Lightmaster is kind of half way between a new edition and a sequel for Blood, Guts & Glory. At heart, it’s the same basic game. It still emulates the source material with its attack and critical tables and lists of spells and detailed damage and healing system. However, it fixes all three of those flaws.

  1. Character generation has been completely re-done and vastly simplified. It’s no longer the baroque mess that it was. Rather than the overly-complex system of base skill bonuses and additional skill ranks and every skill having a different cost for each class, you have a much simpler system. Skills are divided into groups and each class gets a different number of skill ranks to distribute in each group with the ability to move excess points from one group to another. Also, the whole “base skill bonus” and “additional skill ranks” thing has gone. It’s much, much simpler now; and it still produces the same end result.
  2. I’ve ditched the whole “Penetration Check” thing and reverted to a nice and simple Saving Throw mechanic. It’s actually mathematically identical to the old system, but far, far, easier and more intuitive.
  3. The new game (and this is the main reason why it’s a sequel with a different name rather than a second edition) has a setting that’s baked in throughout the text rather than added at the end, and it’s far closer to “generic fantasy”. It’s no longer got the anthropomorphic animals, because they just distracted people. Instead it’s “generic fantasy with a pulp twist” that owes more to Edgar Rice Burroughs, Arthur Conan Doyle, H. G. Wells, Robert E. Howard, Clark Ashton Smith, and H. P. Lovecraft than it does to J.R.R. Tolkien and Jack Vance. However, the setting material is painted in broad strokes only – you won’t find maps and big lists of NPCs and timelines. The GM is expected to fill in their own details or crib them from a pre-published fantasy setting.
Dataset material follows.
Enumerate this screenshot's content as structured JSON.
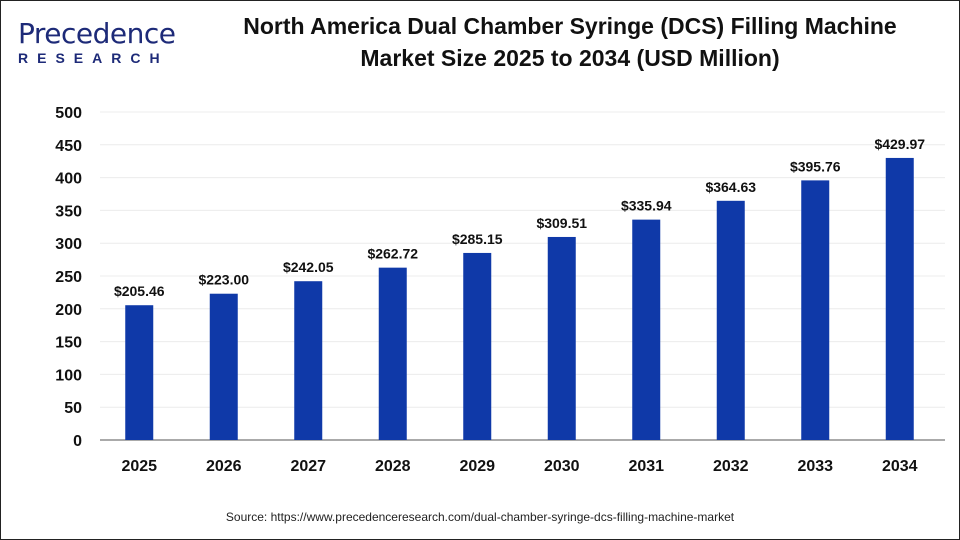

The other main difference is that Lightmaster is squarely aimed at people who like the source game (or like the idea of it, at least) but want something simpler and easier to learn and teach. Its presentation is worlds away from Blood, Guts & Glory in that I’m splitting it into two books. One is the rulebook and has a friendly, modern design. The other is just all the tables and charts (and has minimal formatting – it’s designed for you to print off the individual pages that you need, so there’s no artwork or rules text, just a full-page table per page. Obviously the table and chart reference won’t be riveting light reading, but taking them all out of the main rule book makes that book a much easier read and much less daunting.

Things may change during formatting, but it’s looking like the rule book will be around 100 pages in length, and the table and chart reference will be around 225 pages.